{17} Kejutan Ulang Tahun

56 12 14
                                    

"Jadi, Juna belum ngubungi kamu lagi sampai sekarang?" Lea menginterogasi Maya untuk yang kesekian kalinya dalam beberapa hari ini.

Malam itu, ia cukup dibuat cemas ketika Maya pulang dalam keadaan berantakan. Bagian bawah roknya basah kena cipratan air hujan, begitu pun dengan wajahnya yang basah oleh air mata. Setibanya di kos, Maya langsung menuju kamar Lea dan menghambur pada perempuan itu seketika Lea membuka pintu kamarnya. Maya melanjutkan tangisnya seraya menceritakan kronologi patah hatinya malam itu pada Lea hingga ia kelelahan dan tertidur di kamar temannya itu.

Cukup lama Lea memandangi Maya yang tidur memunggunginya. Ia tidak tega membangunkan Maya dan membiarkannya tidur di tempat tidurnya. Lea bisa memahami perasaan Maya. Perempuan yang lebih muda darinya itu sedang patah hati. Bukan karena cinta yang gagal atau dikhianati, tetapi lebih karena kecewa. Parah sekali sakit karena kecewa, Lea tahu betul soal itu, jika tidak segera disembuhkan, ia bisa menyebabkan hilangnya kepercayaan.

Maya sudah pernah merasakan itu terhadap Juna, tetapi seiring berjalannya waktu ia bisa mengobati lukanya sendiri. Pelan-pelan Maya tak lagi memikirkan Juna, otomatis rasa kecewanya juga terabaikan. Bukan hilang, hanya tertimbun oleh tumpukan pekerjaan dan permasalahan hidup lainnya, sehingga Maya tak sempat peduli lagi dengan luka-luka yang ditimbulkan oleh kekecewaannya terhadap Juna. Bahkan hari-hari belakangan, Maya sudah mulai terbiasa dengan kehadiran Juna, ia bisa menerimanya dengan lapang dada. Ternyata ia hanya perlu memaafkan agar hatinya mau menerima keadaan.

Namun, kepercayaan yang Maya coba bangun kembali, lagi-lagi diruntuhkan oleh Juna sendiri hanya dalam waktu dua jam. Ia pun hanya bisa menyalahkan diri sendiri atas kebodohannya yang tidak mau belajar dari pengalaman. Maya kesal, marah, kecewa, menyesal, semua perasaan itu bercampur aduk di dalam dirinya, hingga akhirnya meledak dan melebur bersama air mata.

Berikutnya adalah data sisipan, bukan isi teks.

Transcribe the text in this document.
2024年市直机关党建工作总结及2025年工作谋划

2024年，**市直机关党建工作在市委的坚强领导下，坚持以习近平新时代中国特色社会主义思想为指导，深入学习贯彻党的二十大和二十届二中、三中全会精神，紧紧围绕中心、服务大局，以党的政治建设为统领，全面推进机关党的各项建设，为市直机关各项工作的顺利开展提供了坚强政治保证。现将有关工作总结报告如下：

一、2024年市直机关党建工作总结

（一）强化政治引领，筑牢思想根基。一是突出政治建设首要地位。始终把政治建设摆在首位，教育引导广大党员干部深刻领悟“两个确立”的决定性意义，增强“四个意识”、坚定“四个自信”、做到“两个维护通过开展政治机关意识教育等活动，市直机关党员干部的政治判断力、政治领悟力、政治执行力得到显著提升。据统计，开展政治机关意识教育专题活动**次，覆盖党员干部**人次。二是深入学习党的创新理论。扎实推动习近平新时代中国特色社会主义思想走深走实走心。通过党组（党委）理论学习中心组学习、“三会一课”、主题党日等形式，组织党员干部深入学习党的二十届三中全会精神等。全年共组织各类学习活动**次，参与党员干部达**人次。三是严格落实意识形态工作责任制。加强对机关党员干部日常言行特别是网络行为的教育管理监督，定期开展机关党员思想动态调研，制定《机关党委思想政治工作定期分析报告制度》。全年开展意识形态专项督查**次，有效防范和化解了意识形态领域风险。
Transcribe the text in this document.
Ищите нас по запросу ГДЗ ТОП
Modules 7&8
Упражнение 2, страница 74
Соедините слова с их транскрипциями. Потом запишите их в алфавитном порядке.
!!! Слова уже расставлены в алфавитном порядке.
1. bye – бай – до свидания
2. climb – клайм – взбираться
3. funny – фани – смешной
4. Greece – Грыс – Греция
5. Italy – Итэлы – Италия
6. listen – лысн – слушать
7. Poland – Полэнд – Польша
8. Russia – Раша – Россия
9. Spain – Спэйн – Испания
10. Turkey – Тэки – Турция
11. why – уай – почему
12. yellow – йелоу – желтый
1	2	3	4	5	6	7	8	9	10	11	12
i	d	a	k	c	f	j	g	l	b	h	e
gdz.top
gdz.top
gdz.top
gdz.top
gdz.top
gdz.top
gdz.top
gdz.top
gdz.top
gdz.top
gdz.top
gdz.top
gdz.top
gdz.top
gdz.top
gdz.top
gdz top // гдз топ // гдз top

Lea tahu Maya sedang rapuh, ia butuh teman karena kesendirian justru akan membuatnya semakin kacau. Malam itu, demi menemani Maya, ia rela berbagi tempat tidurnya yang sempit.

"Kamu udah hubungi dia belum?" Lea bertanya lagi setelah pertanyaan pertamanya tadi dijawab gelengan oleh Maya.

"Buat apa, Mbak?" sahut Maya. "Kenapa aku harus ngubungi dia? Kan, dia sendiri yang ingkar, harusnya dia, dong, yang ngubungi aku duluan. Minta maaf, kek, ngasih penjelasan apa gitu. Ini malah ngilang begitu aja si Juna." Maya bersungut-sungut sebal.

"Kamu yakin si Juna nggak kenapa-napa? Ini udah hampir tiga minggu, lho."

Ucapan Lea mau tidak mau membuat Maya memikirkan hal sama. Pasalnya ia sama sekali belum mendapat kabar apa pun dari Juna sejak peristiwa dinner mereka yang batal. Seperti yang Lea bilang, sudah mendekati minggu ketiga, tetapi Juna belum juga menghubunginya. Lelaki itu bahkan tidak pernah datang lagi ke Sudut Jalan. Maya mengira mungkin karena proyeknya sudah kelar, atau Juna memang sengaja menghindar?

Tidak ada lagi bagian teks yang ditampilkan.